Burada bir mukayesede bulunmak da istiyorum. Ergin Ataman’ın başarıları yere göğe konamıyor. Ben de söyledim ama tekrar edeyim, Ergin Ataman sportif açıdan çok başarılı. Ama Ergin Ataman’ın en büyük başarısı ne? Galatasaray’la 2016’da Euro Cup’ı kazanmış olması. 2016’da Fenerbahçe, Final-Four finalinde, son saniyede uzatmaya giden maçta CSKA’ya yenilip ikinci olmuş, kupa kazanamamıştı. Galatasaray o sene Euro Cup finalinde kimi yendi? Fransız takımı Strasbourg’u. Peki, Strasbourg neden Euro Cup’ta oynuyordu? Fenerbahçe’nin de yer aldığı Euroleague grubunu sonuncu bitirip o seneki prosedür gereği bir alt kupada devam edebildiği için. Yani, Euroleague’in sonuncu olan takımının final oynayabildiği bir seviye Euro Cup. Euroleague’de finale yükselen Fenerbahçe kupasız döndü, Ergin Ataman kariyerine bir kupa daha ekledi…

Öte yandan, hakkını teslim edelim: Şimdi dolu tribünlere ve çok güzel bir atmosfer içinde iç saha maçlarını onayan Anadolu Efes’in mimarı da o.

Fenerbahçe taraftarlarının ve birçok basketbolseverin Ergin Ataman’dan hazzetmemesinin özünde kendisinin yakın tarihi hatırlamakla ilgili sorunları yatıyor.
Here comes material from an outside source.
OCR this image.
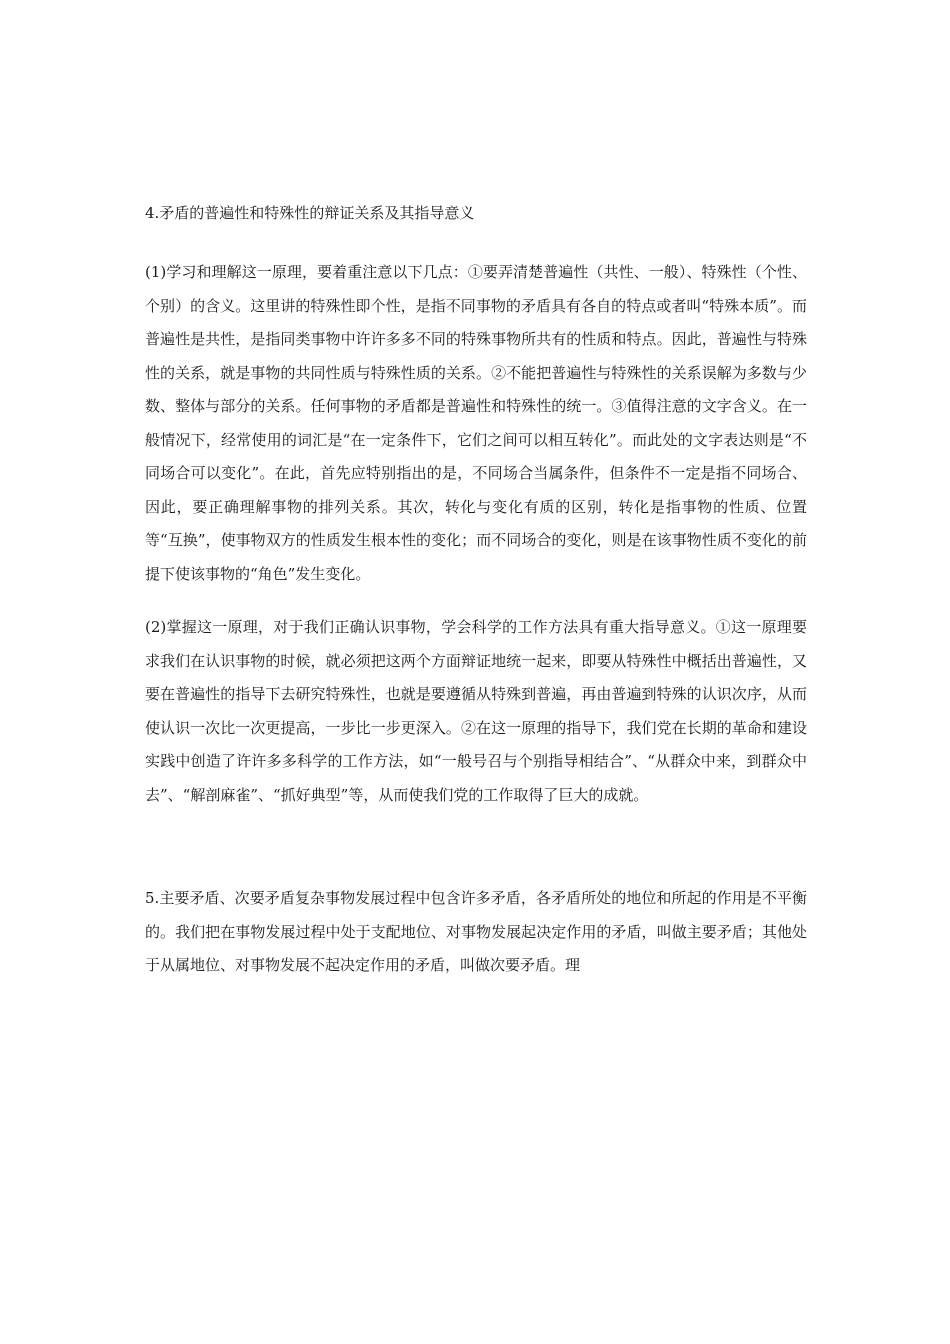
4.矛盾的普遍性和特殊性的辩证关系及其指导意义

(1)学习和理解这一原理，要着重注意以下几点：①要弄清楚普遍性（共性、一般）、特殊性（个性、个别）的含义。这里讲的特殊性即个性，是指不同事物的矛盾具有各自的特点或者叫“特殊本质”。而普遍性是共性，是指同类事物中许许多多不同的特殊事物所共有的性质和特点。因此，普遍性与特殊性的关系，就是事物的共同性质与特殊性质的关系。②不能把普遍性与特殊性的关系误解为多数与少数、整体与部分的关系。任何事物的矛盾都是普遍性和特殊性的统一。③值得注意的文字含义。在一般情况下，经常使用的词汇是“在一定条件下，它们之间可以相互转化”。而此处的文字表达则是“不同场合可以变化”。在此，首先应特别指出的是，不同场合当属条件，但条件不一定是指不同场合、因此，要正确理解事物的排列关系。其次，转化与变化有质的区别，转化是指事物的性质、位置等“互换”，使事物双方的性质发生根本性的变化；而不同场合的变化，则是在该事物性质不变化的前提下使该事物的“角色”发生变化。

(2)掌握这一原理，对于我们正确认识事物，学会科学的工作方法具有重大指导意义。①这一原理要求我们在认识事物的时候，就必须把这两个方面辩证地统一起来，即要从特殊性中概括出普遍性，又要在普遍性的指导下去研究特殊性，也就是要遵循从特殊到普遍，再由普遍到特殊的认识次序，从而使认识一次比一次更提高，一步比一步更深入。②在这一原理的指导下，我们党在长期的革命和建设实践中创造了许许多多科学的工作方法，如“一般号召与个别指导相结合”、“从群众中来，到群众中去”、“解剖麻雀”、“抓好典型”等，从而使我们党的工作取得了巨大的成就。

5.主要矛盾、次要矛盾复杂事物发展过程中包含许多矛盾，各矛盾所处的地位和所起的作用是不平衡的。我们把在事物发展过程中处于支配地位、对事物发展起决定作用的矛盾，叫做主要矛盾；其他处于从属地位、对事物发展不起决定作用的矛盾，叫做次要矛盾。理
Hiç bitmeyen, sonsuz provokatif tavırları, yurtdışındayken nasıl olsa TBF’nin ceza veremeyeceğini bildiği için sürekli ettiği küfürler…

Kitapta bunların hiçbiri konuşulmamış. Bizim televizyon programları gibi, gazetecilerin cevapları sorulamak için mühim insanlarla bir araya geldiği konuşmalar yapılmış.

Ergin Ataman’ın en büyük düşmanı Ergin Ataman’ın kendisi. Başka hiçbir şey değil. Dr. Jekyll olduğunda Avrupa’nın sayılı antrenöründen biri. Ama biz genellikle onun Mr. Hyde tarafını görüyoruz.